THURSDAY the Senate took time out from discussing affairs of state to worry about how its members -- poor darlings -- get to the airport. That's the only interpretation that can be made of the discussion that preceded the decision of the world's greatest deliberative body to block the proposed new rules for National Airport. The Senate wants one of its committees to investigate those rules. A majority of its members are apparently afraid the rules will put a crimp in the ease with which they and their constituents fly into the center of the nation's capital.

The rules are worth worrying about, but for different reasons. Unlike many members of the Senate (and the House), we think the FAA's proposal is entirely too generous in the number of flights and passengers it will permit into National Airport every day. And, also unlike those members, we do not think the new rules will result in a shift from National to Dulles of flights serving smaller cities in the East, South and Midwest; we suspect the new rules mean those flights will either shift to Baltimore-Washington International or simply be canceled out.

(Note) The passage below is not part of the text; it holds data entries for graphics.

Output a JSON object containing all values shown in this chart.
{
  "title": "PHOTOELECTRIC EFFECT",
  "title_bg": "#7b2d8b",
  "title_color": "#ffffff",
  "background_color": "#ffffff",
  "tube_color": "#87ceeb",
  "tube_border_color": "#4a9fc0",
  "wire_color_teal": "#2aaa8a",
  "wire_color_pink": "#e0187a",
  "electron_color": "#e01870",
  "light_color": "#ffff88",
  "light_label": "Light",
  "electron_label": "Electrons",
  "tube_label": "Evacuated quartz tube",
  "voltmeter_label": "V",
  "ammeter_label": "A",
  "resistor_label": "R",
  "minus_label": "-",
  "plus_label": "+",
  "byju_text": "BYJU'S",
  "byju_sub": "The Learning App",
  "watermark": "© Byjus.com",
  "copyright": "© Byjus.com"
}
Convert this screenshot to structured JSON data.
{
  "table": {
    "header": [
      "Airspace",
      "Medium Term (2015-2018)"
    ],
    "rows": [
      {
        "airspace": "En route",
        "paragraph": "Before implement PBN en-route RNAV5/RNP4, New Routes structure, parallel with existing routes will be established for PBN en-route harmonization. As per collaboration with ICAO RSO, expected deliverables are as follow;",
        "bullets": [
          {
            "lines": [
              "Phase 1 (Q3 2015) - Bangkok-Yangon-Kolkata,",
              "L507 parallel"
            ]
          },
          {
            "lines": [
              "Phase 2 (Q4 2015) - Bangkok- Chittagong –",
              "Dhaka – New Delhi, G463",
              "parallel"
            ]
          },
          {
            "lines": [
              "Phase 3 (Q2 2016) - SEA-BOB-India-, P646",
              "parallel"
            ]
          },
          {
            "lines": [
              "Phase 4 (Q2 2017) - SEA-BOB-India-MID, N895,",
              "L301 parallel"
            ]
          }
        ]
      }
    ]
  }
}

Someday, whether under the proposed rules, the existing ones or others that Congress may dream up, the saturation point at National will be reached. When that happens, the odds are the big airlines will begin to replace flights from cities like Dayton, Indianapolis and Charlotte with more profitable flights from Chicago, New York and Boston. If the airlines want to continue those flights (and they might well decide to hand them off to commuter airlines), they will have to choose between Dulles and BWI. Delta, Eastern, Ozark and Piedmont have already chosen. They have pulled all their operations out of Dulles.

The fact is that Dulles is a failing airport. While business has been booming at National and doing quite well at BWI, it has been decreasing at Dulles. Dulles is losing not only airlines but passengers, flights and cities that those flights serve. It offered more daily flights to more destinations a decade ago than it does now.

Most airport owners would be worried about that, especially if their airport were still losing money 20 years after they spent millions of dollars building it and providing it with a 13-mile-long, four-lane, divided, private driveway. But the owner of Dulles -- Congress -- doesn't seem to care. Instead of urging the FAA to adopt policies that would make Dulles not only profitable but the leading jetport it was designed to be, Congress keeps pushing the FAA toward rebuilding and expanding National so that more and more people and airplanes can be jammed through the Potomac River Valley. In the meantime, the state of Maryland is doing its best to promote BWI and cripple Dulles by such actions as subsidizing bus service and creating a transportation link with Amtrak.

Instead of worrying about whether the FAA's proposed rules will curtail flights from National to their favorite small cities, senators and representatives should be worrying about whether those rules adequate to prevent Dulles from becoming the world's most beautiful white elephant. Do those rules do enough to start now the inevitable process of forcing flights and passengers out of National while there is still a chance they might be transferred to Dulles? We think they don't.

If Congress wants to tinker with the rules, as it apparently does, it should do so with an eye on scaling National down and improving ground transportation to Dulles.